What was incontestable, according to his biographer, was that all the while Torma continued to perfect the art of baiting people, overcoming any resistance to his maniacal nihilism in an effort to replicate this same deadness of soul. To which end he would keep on at a person until he’d located their Achilles heel – that which they held most dear, no matter how improbable – then he would set about flaying it with his tongue until any attempt to bat these ministrations away with good cheer, or simple fortitude, proved impossible. Instead the victim was left with a simple choice of walking away, grievously offended (and in truth, profoundly downcast) or else venting their baleful rage.

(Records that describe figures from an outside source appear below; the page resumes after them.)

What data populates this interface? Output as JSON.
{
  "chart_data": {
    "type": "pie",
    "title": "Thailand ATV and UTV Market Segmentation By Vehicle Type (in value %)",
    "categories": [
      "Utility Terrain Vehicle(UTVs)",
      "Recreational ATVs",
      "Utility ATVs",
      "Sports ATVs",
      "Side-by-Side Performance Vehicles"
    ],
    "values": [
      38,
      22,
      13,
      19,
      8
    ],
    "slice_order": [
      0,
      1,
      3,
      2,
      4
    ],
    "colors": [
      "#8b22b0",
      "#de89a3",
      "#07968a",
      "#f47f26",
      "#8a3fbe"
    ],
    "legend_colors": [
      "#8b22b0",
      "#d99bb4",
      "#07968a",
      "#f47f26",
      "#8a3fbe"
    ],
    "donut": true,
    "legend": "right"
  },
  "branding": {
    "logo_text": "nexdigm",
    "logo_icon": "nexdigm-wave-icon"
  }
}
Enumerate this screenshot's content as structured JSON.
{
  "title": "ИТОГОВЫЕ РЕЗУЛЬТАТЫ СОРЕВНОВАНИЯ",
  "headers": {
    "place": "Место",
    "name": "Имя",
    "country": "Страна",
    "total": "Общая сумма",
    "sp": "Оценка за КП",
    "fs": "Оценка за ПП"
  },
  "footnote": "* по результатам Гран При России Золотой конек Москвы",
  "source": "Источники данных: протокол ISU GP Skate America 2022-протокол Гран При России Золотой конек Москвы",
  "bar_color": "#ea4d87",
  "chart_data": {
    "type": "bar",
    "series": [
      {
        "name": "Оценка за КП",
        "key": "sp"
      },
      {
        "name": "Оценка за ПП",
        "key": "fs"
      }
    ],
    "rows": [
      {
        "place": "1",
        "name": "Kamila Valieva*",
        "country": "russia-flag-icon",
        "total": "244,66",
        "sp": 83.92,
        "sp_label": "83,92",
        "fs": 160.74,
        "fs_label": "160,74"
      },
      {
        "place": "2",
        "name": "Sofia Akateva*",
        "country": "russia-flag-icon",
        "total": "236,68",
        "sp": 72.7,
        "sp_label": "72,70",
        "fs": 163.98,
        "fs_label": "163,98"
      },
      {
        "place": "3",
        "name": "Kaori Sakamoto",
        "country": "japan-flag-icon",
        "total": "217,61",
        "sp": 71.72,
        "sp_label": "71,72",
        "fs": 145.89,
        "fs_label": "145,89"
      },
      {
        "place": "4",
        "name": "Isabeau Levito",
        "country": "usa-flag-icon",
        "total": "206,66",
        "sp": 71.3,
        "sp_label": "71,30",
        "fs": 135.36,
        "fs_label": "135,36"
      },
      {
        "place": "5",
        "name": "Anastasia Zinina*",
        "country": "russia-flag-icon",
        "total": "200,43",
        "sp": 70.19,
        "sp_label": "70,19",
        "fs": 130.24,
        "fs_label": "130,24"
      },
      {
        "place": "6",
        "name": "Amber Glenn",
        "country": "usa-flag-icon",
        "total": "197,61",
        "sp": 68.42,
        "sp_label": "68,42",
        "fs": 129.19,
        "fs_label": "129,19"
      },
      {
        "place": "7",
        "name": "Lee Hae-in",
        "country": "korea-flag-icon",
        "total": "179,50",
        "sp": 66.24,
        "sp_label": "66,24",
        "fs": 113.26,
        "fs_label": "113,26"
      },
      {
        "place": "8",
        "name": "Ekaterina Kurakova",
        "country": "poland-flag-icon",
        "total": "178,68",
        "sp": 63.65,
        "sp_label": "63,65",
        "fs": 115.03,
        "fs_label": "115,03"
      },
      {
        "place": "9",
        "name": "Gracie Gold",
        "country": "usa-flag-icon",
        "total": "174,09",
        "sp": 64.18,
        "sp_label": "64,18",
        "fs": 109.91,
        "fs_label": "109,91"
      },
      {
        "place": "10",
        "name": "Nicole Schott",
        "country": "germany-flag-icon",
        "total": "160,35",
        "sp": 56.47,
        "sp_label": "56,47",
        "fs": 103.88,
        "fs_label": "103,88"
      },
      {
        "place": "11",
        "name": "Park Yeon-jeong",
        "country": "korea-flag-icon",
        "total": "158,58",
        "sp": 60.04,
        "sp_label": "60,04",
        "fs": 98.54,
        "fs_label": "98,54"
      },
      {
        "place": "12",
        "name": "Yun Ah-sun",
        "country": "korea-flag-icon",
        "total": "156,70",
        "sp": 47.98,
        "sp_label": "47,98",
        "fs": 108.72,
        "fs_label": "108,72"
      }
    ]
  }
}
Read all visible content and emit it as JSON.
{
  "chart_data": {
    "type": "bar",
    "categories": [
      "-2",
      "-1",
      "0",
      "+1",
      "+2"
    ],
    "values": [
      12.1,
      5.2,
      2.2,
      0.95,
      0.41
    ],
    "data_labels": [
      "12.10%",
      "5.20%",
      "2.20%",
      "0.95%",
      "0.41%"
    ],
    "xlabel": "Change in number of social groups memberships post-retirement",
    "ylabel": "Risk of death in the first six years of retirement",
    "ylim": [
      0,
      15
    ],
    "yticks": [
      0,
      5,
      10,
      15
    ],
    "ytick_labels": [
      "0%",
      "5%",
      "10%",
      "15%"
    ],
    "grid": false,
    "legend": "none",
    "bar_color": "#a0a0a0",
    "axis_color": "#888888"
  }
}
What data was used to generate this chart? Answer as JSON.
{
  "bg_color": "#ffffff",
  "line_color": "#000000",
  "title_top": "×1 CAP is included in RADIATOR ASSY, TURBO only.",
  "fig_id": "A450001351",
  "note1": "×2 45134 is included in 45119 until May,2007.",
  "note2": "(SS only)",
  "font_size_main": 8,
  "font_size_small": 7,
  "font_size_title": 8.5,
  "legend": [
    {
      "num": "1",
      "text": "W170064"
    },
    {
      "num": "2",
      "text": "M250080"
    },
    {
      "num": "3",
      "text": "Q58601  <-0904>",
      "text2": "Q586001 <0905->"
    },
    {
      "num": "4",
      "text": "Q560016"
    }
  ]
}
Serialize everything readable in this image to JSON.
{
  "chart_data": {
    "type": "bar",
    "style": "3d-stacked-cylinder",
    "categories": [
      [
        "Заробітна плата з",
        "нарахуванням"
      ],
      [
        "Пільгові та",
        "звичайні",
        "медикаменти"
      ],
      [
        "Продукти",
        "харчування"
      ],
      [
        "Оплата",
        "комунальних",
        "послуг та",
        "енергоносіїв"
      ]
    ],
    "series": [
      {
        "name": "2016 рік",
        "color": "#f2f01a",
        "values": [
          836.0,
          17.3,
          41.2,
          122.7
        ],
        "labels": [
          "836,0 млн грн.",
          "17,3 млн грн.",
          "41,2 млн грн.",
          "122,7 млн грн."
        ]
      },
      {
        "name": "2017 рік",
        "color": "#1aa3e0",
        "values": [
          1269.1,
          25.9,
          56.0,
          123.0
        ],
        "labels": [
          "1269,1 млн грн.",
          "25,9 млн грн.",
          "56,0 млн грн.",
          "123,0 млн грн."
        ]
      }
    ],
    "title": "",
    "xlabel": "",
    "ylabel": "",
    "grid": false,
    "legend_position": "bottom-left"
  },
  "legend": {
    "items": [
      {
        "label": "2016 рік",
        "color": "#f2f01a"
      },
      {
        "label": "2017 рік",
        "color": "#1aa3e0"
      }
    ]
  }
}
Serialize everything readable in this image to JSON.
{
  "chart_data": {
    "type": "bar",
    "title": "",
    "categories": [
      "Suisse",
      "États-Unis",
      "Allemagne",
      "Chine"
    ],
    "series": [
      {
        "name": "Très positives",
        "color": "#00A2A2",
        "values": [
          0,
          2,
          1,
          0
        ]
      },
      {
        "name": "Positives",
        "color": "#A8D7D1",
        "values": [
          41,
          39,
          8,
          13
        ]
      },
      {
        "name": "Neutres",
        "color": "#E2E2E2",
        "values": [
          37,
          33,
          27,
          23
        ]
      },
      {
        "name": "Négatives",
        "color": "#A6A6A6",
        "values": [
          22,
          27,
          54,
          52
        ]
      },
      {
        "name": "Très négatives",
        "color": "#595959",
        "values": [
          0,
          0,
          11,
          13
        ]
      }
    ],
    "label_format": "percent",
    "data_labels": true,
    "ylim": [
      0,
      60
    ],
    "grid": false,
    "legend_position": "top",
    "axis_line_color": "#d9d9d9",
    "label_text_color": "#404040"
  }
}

According to those who had been subjected to one of Torma’s onslaughts at this time, it led to a depression which stayed with them for days, weeks, even months. In a letter to Robert Desnos on April 3rd 1924, Torma began to talk of these intense provocations as the birth of a new science. Although there are elements of divination to this enterprise, it has much in common with modern surgery: I discover what ails these grinning monkeys – the seat of their rancid optimism – and then I close in on it, guided by the stench. My aim then, ultimately, is to locate the root of a person’s well-being, that which grants them their daily sustenance, and then excise it once and for all.